Friday, November 26, 2010

Hung out to dry

We weren't planning to stop at Westham Island bridge; it's always cold and windy there in the winter. But then we saw the cormorants ...

Looking north-east from Westham Island bridge. A light sprinkling of snow on the hills, and five double-crested cormorants on a log. 

They usually sit with their bills slanted upwards. I wonder why.

Drying his wings.
 Most water birds have "unwettable" feathers, so that they dive or dabble and come up dry. Cormorants' outer feathers, in contrast, are "wettable"; this may be helpful, reducing their buoyancy as they make long dives in pursuit of fish. Because of this, they need to air-dry their wings; the water doesn't just roll off. So they are often seen sitting with the wings spread out.

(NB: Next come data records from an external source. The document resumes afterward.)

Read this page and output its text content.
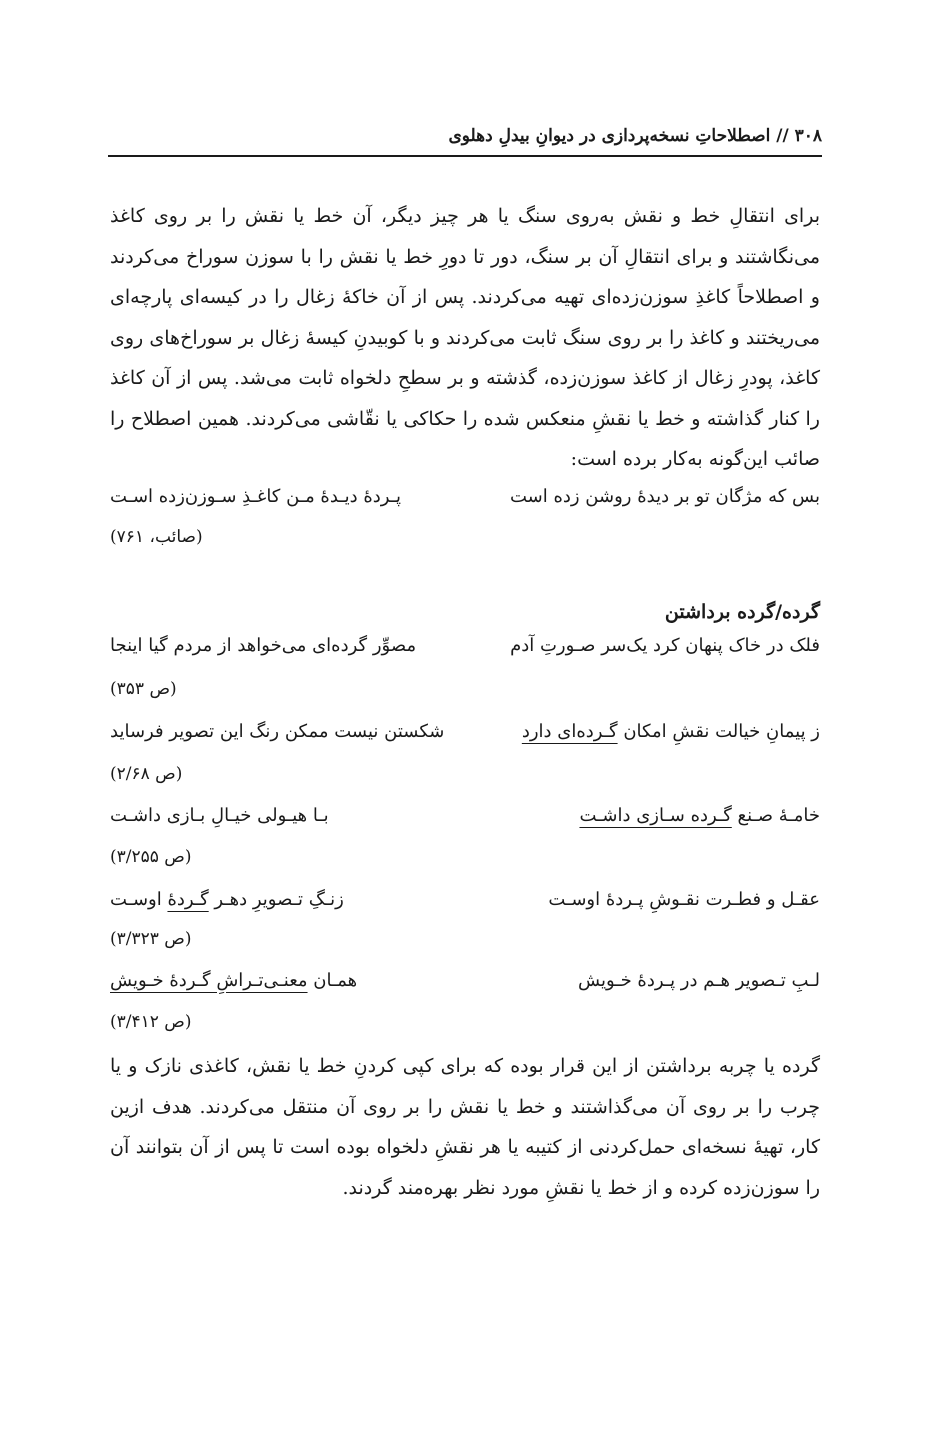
۳۰۸ // اصطلاحاتِ نسخه‌پردازی در دیوانِ بیدلِ دهلوی

برای انتقالِ خط و نقش به‌روی سنگ یا هر چیز دیگر، آن خط یا نقش را بر روی کاغذ می‌نگاشتند و برای انتقالِ آن بر سنگ، دور تا دورِ خط یا نقش را با سوزن سوراخ می‌کردند و اصطلاحاً کاغذِ سوزن‌زده‌ای تهیه می‌کردند. پس از آن خاکهٔ زغال را در کیسه‌ای پارچه‌ای می‌ریختند و کاغذ را بر روی سنگ ثابت می‌کردند و با کوبیدنِ کیسهٔ زغال بر سوراخ‌های روی کاغذ، پودرِ زغال از کاغذ سوزن‌زده، گذشته و بر سطحِ دلخواه ثابت می‌شد. پس از آن کاغذ را کنار گذاشته و خط یا نقشِ منعکس شده را حکاکی یا نقّاشی می‌کردند. همین اصطلاح را صائب این‌گونه به‌کار برده است:

بس که مژگان تو بر دیدهٔ روشن زده است
پـردهٔ دیـدهٔ مـن کاغـذِ سـوزن‌زده اسـت
(صائب، ۷۶۱)
گرده/گرده برداشتن
فلک در خاک پنهان کرد یک‌سر صـورتِ آدم
مصوِّر گرده‌ای می‌خواهد از مردم گیا اینجا
(ص ۳۵۳)
ز پیمانِ خیالت نقشِ امکان گـرده‌ای دارد
شکستن نیست ممکن رنگ این تصویر فرساید
(ص ۲/۶۸)
خامـهٔ صـنع گـرده سـازی داشـت
بـا هیـولی خیـالِ بـازی داشـت
(ص ۳/۲۵۵)
عقـل و فطـرت نقـوشِ پـردهٔ اوسـت
زنـگِ تـصویرِ دهـر گـردهٔ اوسـت
(ص ۳/۳۲۳)
لـبِ تـصویر هـم در پـردهٔ خـویش
همـان معنـی‌تـراشِ گـردهٔ خـویش
(ص ۳/۴۱۲)

گرده یا چربه برداشتن از این قرار بوده که برای کپی کردنِ خط یا نقش، کاغذی نازک و یا چرب را بر روی آن می‌گذاشتند و خط یا نقش را بر روی آن منتقل می‌کردند. هدف ازین کار، تهیهٔ نسخه‌ای حمل‌کردنی از کتیبه یا هر نقشِ دلخواه بوده است تا پس از آن بتوانند آن را سوزن‌زده کرده و از خط یا نقشِ مورد نظر بهره‌مند گردند.
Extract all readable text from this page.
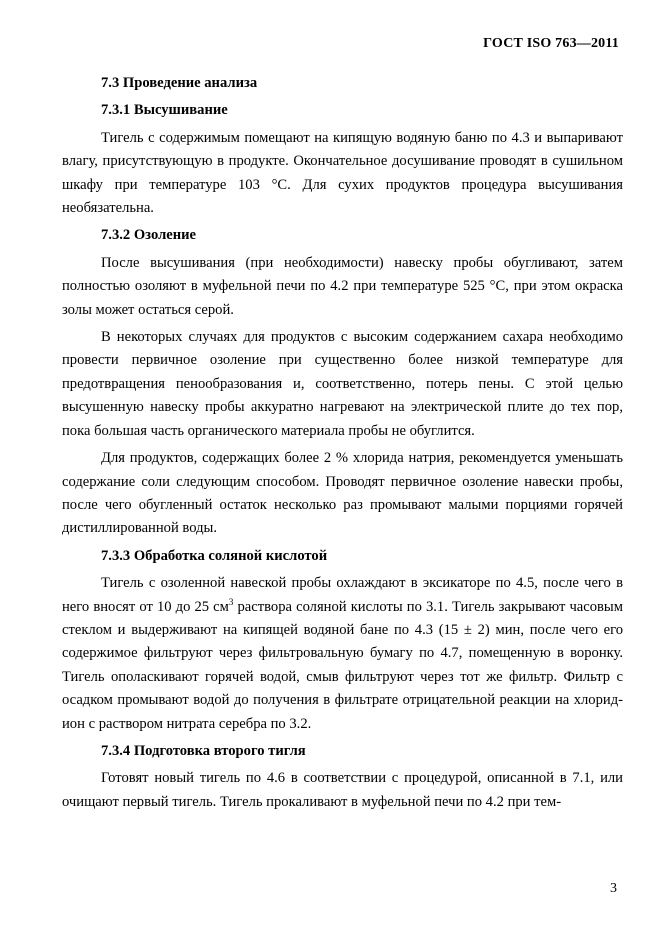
ГОСТ ISO 763—2011
7.3 Проведение анализа
7.3.1 Высушивание

Тигель с содержимым помещают на кипящую водяную баню по 4.3 и выпаривают влагу, присутствующую в продукте. Окончательное досушивание проводят в сушильном шкафу при температуре 103 °С. Для сухих продуктов процедура высушивания необязательна.

7.3.2 Озоление

После высушивания (при необходимости) навеску пробы обугливают, затем полностью озоляют в муфельной печи по 4.2 при температуре 525 °С, при этом окраска золы может остаться серой.

В некоторых случаях для продуктов с высоким содержанием сахара необходимо провести первичное озоление при существенно более низкой температуре для предотвращения пенообразования и, соответственно, потерь пены. С этой целью высушенную навеску пробы аккуратно нагревают на электрической плите до тех пор, пока большая часть органического материала пробы не обуглится.

Для продуктов, содержащих более 2 % хлорида натрия, рекомендуется уменьшать содержание соли следующим способом. Проводят первичное озоление навески пробы, после чего обугленный остаток несколько раз промывают малыми порциями горячей дистиллированной воды.

7.3.3 Обработка соляной кислотой

Тигель с озоленной навеской пробы охлаждают в эксикаторе по 4.5, после чего в него вносят от 10 до 25 $см^3$ раствора соляной кислоты по 3.1. Тигель закрывают часовым стеклом и выдерживают на кипящей водяной бане по 4.3 (15 ± 2) мин, после чего его содержимое фильтруют через фильтровальную бумагу по 4.7, помещенную в воронку. Тигель ополаскивают горячей водой, смыв фильтруют через тот же фильтр. Фильтр с осадком промывают водой до получения в фильтрате отрицательной реакции на хлорид-ион с раствором нитрата серебра по 3.2.

7.3.4 Подготовка второго тигля

Готовят новый тигель по 4.6 в соответствии с процедурой, описанной в 7.1, или очищают первый тигель. Тигель прокаливают в муфельной печи по 4.2 при тем-

3
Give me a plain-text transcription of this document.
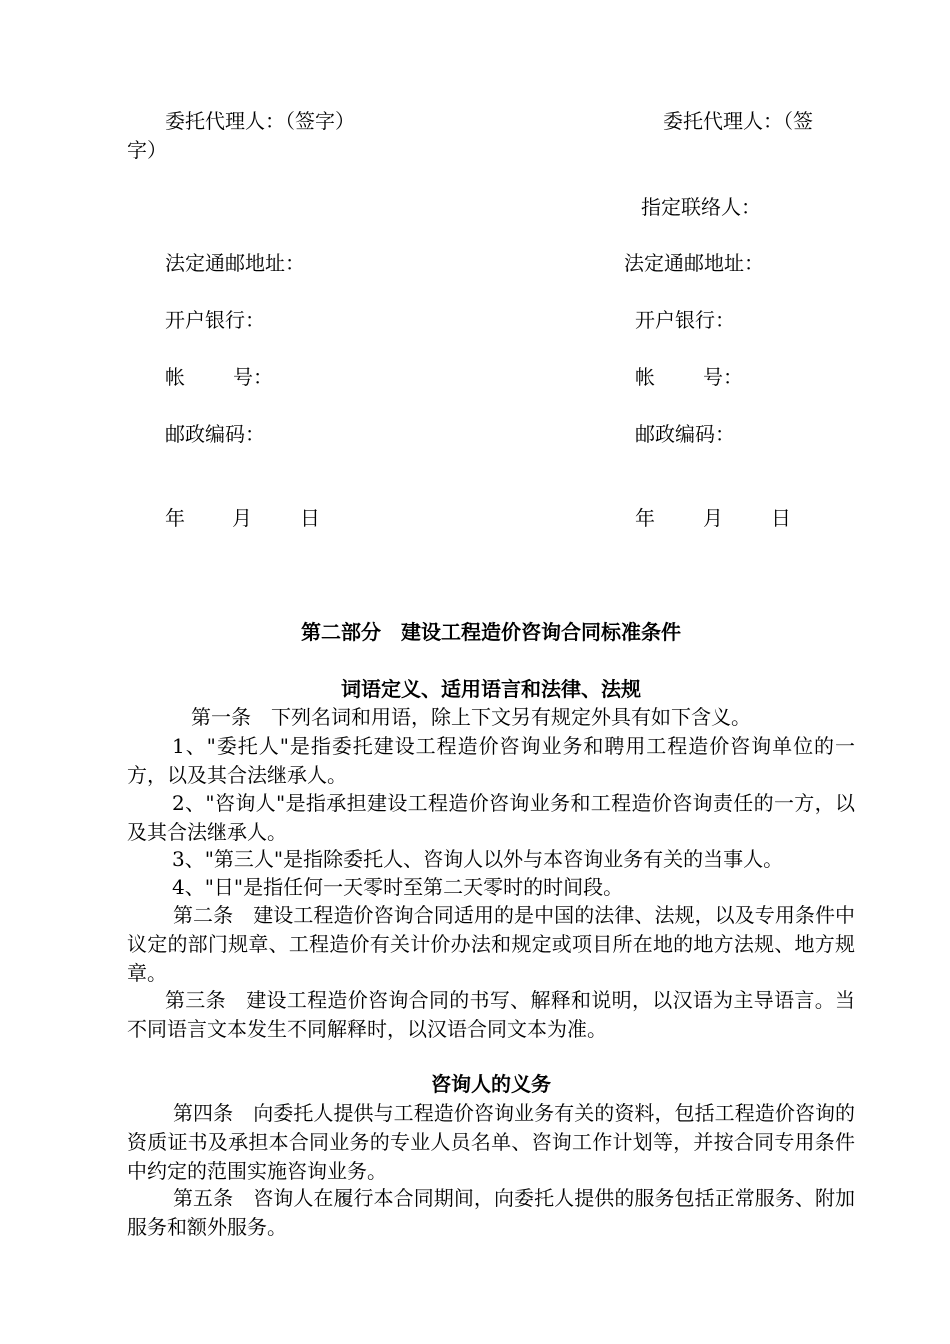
委托代理人：（签字）
法定通邮地址：
开户银行：
帐 号：
邮政编码：
年 月 日
委托代理人：（签
字）
指定联络人：
法定通邮地址：
开户银行：
帐 号：
邮政编码：
年 月 日
第二部分　建设工程造价咨询合同标准条件
词语定义、适用语言和法律、法规
第一条　下列名词和用语，除上下文另有规定外具有如下含义。
1、"委托人"是指委托建设工程造价咨询业务和聘用工程造价咨询单位的一方，以及其合法继承人。
2、"咨询人"是指承担建设工程造价咨询业务和工程造价咨询责任的一方，以及其合法继承人。
3、"第三人"是指除委托人、咨询人以外与本咨询业务有关的当事人。
4、"日"是指任何一天零时至第二天零时的时间段。
第二条　建设工程造价咨询合同适用的是中国的法律、法规，以及专用条件中议定的部门规章、工程造价有关计价办法和规定或项目所在地的地方法规、地方规章。
第三条　建设工程造价咨询合同的书写、解释和说明，以汉语为主导语言。当不同语言文本发生不同解释时，以汉语合同文本为准。
咨询人的义务
第四条　向委托人提供与工程造价咨询业务有关的资料，包括工程造价咨询的资质证书及承担本合同业务的专业人员名单、咨询工作计划等，并按合同专用条件中约定的范围实施咨询业务。
第五条　咨询人在履行本合同期间，向委托人提供的服务包括正常服务、附加服务和额外服务。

Biologists once thought that deficient production of oils from the preen gland necessitate wing-drying behaviors. We now know, however, that the degree of waterproofing of feathers is primarily due to their microscopic structure, not to their being oiled. ...
Spread-wing postures may serve different purposes in different species. Anhingas, for example, have unusually low metabolic rates and unusually high rates of heat loss from their bodies. ... Thus, it appears that Anhingas adopt a spread-wing posture primarily for thermoregulation -- to absorb solar energy to supplement their low metabolic heat production ...
Cormorants, in contrast, apparently use spread-wing postures only for drying their wings and not for thermoregulation. Although cormorant plumage also retains water, only the outer portion of the feathers is wettable, so an insulating layer of air next to the skin is maintained when cormorants swim underwater. This difference in feather structure may explain why cormorants can spend more time foraging in the water than Anhingas, and why cormorants can inhabit cooler climes, while the Anhinga is restricted to tropical and subtropical waters.
(From Stanford Birds)

I don't know why they "gargle".
The feather patterns are beautiful. It's worth your time to right-click - open link to get a good look at them.


  1. Nice photos and a very interesting read.

  2. Very interesting feathers, so pretty

  3. It is well worth it to see those beautiful feathers; thank you so much.I've been enjoying your blog and pics for some time now but don't think i've commented before.
    Keep up the good work; it's so very much appreciated.